Data Sampling¶
Note: Sampling is not performed on Time Series experiments.
Driverless AI does not perform any type of data sampling unless the dataset is big or highly imbalanced (for improved accuracy). What is considered big is dependent on your accuracy setting and the statistical_threshold_data_size_large parameter
in the config.toml or in the Expert Settings. You can see if the data will be sampled by viewing the Experiment Preview when you set up the experiment. In the experiment preview below, I can see that my data was sampled down to 5 million rows.

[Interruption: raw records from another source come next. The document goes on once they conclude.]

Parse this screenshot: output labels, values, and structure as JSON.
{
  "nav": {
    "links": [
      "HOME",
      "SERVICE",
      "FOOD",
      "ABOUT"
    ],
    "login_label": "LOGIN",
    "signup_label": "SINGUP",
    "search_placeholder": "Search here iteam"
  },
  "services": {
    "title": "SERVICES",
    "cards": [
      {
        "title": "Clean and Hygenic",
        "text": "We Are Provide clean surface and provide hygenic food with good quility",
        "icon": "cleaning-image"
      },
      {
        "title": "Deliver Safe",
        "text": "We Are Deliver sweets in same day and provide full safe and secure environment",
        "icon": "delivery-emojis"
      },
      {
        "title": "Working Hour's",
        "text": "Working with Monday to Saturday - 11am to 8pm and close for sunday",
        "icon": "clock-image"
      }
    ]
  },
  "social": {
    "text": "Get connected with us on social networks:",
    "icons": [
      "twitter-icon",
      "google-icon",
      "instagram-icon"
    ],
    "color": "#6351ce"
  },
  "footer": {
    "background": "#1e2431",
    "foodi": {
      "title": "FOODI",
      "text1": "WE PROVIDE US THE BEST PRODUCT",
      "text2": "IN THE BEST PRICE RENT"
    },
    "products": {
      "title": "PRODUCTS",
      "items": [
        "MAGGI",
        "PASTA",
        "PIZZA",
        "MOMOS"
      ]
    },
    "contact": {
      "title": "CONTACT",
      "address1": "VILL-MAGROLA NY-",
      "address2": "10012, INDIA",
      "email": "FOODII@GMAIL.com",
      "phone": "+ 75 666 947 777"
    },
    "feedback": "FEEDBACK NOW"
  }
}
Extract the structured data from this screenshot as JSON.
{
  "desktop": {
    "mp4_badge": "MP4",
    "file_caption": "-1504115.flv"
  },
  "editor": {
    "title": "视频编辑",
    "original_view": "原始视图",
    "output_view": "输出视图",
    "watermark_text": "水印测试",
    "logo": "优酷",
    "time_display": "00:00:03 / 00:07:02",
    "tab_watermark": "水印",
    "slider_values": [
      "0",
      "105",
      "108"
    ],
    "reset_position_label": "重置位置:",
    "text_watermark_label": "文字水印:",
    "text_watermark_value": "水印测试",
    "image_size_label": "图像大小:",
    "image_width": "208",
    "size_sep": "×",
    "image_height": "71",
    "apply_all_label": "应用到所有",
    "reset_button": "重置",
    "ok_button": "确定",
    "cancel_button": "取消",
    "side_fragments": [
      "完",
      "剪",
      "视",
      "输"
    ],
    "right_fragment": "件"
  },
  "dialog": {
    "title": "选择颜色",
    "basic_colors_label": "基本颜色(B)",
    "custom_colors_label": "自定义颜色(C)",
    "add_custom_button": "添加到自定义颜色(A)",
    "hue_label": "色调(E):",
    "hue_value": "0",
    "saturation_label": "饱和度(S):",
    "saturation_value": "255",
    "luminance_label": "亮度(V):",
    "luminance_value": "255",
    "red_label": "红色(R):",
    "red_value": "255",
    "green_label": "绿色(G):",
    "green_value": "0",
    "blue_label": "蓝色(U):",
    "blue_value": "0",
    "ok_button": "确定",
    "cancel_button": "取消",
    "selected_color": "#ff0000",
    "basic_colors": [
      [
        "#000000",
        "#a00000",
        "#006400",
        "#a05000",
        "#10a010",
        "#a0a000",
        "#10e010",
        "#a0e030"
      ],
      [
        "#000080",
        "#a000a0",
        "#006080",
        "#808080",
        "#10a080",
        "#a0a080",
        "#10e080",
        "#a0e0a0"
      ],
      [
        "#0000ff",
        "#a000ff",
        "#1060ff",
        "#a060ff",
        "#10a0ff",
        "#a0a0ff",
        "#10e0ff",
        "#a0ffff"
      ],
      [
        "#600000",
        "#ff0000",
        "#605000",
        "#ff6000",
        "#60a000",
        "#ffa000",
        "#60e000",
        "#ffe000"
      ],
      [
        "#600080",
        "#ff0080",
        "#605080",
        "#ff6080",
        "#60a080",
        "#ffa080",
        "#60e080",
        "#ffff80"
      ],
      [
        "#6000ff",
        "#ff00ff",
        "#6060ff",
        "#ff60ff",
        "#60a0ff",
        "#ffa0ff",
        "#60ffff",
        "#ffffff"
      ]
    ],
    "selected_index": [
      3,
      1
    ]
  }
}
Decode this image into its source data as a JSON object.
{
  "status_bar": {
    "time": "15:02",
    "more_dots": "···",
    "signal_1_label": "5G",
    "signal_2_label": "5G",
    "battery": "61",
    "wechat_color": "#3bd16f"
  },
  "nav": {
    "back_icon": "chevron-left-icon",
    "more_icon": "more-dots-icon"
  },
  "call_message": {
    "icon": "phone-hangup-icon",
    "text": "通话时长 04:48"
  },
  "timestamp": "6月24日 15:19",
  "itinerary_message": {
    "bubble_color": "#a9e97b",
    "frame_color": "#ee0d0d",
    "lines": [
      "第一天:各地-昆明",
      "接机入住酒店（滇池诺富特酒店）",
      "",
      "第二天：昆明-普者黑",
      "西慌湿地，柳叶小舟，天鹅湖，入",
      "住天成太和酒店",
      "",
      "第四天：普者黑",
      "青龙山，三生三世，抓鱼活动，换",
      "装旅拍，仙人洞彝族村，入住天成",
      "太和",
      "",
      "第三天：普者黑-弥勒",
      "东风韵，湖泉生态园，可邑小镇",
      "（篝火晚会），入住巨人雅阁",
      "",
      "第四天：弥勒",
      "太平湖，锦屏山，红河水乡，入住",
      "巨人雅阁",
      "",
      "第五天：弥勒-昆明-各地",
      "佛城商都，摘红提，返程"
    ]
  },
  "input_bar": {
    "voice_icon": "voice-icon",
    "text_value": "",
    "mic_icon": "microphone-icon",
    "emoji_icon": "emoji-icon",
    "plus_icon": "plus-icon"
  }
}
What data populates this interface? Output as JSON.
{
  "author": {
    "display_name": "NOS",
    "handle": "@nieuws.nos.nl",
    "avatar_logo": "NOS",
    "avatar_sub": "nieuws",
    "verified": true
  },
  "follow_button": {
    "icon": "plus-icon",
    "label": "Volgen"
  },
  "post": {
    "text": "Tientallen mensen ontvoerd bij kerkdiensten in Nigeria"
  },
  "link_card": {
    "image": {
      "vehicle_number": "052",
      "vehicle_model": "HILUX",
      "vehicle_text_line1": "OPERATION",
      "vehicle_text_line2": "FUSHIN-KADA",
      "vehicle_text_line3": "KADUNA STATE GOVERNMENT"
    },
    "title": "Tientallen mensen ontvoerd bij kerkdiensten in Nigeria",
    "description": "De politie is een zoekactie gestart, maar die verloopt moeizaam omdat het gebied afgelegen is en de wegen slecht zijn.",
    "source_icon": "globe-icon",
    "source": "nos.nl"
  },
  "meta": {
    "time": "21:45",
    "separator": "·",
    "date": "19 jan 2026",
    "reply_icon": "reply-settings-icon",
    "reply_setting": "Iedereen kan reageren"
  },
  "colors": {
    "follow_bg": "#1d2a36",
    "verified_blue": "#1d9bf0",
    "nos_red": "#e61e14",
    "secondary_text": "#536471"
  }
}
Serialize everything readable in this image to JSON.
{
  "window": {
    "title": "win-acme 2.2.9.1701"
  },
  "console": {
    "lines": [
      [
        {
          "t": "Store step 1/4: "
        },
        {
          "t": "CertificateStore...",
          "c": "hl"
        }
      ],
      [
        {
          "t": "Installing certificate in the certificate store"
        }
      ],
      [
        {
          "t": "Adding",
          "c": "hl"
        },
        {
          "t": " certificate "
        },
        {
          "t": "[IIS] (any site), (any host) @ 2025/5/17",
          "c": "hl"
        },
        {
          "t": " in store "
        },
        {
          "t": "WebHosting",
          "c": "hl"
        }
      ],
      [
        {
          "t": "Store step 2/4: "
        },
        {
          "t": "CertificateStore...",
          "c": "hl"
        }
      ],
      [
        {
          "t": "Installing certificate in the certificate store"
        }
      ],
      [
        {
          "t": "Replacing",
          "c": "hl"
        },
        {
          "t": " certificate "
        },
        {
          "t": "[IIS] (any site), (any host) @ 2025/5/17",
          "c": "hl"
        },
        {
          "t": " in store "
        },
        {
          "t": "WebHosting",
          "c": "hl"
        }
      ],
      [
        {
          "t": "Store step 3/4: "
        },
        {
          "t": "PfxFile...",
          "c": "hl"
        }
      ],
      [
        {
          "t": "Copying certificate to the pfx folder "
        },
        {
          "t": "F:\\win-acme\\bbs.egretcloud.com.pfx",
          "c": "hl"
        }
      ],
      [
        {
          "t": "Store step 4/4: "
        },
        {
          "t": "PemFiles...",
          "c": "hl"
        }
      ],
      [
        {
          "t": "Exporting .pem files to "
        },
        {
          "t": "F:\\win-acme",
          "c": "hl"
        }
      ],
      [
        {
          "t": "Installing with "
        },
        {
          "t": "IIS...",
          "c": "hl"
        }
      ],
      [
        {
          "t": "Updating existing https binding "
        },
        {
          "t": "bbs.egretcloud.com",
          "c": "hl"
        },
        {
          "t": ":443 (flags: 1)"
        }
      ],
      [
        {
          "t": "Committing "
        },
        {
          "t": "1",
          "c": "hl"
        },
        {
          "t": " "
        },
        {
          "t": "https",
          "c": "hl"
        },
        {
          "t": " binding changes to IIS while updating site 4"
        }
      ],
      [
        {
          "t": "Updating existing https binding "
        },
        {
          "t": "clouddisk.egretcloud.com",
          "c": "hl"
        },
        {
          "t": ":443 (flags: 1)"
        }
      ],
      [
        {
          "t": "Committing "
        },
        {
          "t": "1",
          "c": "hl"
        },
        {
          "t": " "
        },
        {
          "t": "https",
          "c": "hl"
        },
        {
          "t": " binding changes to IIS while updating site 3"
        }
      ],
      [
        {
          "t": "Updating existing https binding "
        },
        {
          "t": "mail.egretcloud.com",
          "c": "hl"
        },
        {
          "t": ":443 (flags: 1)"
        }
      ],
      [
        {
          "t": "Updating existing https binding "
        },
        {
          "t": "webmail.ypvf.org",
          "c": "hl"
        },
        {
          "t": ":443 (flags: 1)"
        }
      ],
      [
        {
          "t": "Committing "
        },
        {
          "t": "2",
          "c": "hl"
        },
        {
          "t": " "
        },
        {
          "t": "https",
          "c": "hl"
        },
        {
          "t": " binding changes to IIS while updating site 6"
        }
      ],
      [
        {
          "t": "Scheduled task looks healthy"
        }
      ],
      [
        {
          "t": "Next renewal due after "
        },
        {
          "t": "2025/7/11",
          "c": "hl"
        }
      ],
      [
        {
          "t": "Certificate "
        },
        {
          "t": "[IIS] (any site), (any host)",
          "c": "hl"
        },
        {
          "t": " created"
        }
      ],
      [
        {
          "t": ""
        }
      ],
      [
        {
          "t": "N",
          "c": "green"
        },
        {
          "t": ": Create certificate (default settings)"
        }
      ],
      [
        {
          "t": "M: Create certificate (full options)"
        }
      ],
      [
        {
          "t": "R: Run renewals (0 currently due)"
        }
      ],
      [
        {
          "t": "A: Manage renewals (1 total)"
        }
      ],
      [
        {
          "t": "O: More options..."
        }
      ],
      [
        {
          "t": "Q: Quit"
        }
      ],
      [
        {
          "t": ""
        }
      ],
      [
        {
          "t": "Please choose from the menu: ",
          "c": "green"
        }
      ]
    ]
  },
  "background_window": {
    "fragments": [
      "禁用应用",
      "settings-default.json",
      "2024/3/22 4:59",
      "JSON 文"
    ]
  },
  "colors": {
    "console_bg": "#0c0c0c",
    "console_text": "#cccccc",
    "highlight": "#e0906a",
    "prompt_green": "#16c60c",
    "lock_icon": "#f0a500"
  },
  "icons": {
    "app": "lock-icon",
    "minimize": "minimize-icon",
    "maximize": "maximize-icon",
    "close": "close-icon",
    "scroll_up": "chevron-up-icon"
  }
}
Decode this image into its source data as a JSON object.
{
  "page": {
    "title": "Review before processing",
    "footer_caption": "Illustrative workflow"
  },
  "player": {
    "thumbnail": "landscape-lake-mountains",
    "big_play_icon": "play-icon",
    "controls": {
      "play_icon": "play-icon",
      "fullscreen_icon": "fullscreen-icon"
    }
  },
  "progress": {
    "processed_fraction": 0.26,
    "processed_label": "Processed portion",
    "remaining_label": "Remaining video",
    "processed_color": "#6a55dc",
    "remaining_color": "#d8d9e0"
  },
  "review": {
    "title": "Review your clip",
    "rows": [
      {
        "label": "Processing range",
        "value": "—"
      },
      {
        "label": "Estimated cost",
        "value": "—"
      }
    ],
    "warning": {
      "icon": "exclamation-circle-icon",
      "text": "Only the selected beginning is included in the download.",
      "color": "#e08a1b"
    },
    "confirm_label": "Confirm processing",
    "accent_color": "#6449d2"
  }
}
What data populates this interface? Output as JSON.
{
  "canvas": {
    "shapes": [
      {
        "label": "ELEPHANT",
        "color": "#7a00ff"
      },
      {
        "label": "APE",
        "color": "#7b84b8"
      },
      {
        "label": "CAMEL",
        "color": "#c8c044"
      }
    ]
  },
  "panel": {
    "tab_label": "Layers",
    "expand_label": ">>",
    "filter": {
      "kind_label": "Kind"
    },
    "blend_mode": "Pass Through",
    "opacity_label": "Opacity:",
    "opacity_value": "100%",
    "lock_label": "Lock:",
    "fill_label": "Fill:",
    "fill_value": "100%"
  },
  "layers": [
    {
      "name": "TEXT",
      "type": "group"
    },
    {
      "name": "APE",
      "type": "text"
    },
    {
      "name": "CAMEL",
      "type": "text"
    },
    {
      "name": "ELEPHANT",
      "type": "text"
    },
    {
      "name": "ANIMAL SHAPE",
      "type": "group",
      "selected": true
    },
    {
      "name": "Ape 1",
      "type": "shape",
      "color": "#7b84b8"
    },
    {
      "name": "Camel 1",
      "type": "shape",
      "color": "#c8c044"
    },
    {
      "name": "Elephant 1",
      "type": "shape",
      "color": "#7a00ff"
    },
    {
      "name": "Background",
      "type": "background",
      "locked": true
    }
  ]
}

If Driverless AI decides to sample the data based on these settings and the data size, then Driverless AI will perform the following types of sampling at the start of the experiment:
Random sampling for regression problems
Stratified sampling for classification problems
Imbalanced sampling for binary problems where the data is considered imbalanced
By default, imbalanced is defined as when the majority class is 5 times more common than the minority class. (This is also configurable.)
With imbalanced sampling, there are multiple approaches:
Sample both classes as needed depending on the data (automatic)
Under-sample the majority class to reach class balance
Over-sample the minority class and under-sample the majority class, depending on data
Do not perform any sampling
When imbalanced sampling is enabled, sampling is usually performed with replacement, and repeated multiple times to improve accuracy (bagging). By default, the number of bags is automatically determined, but can be specified in expert settings.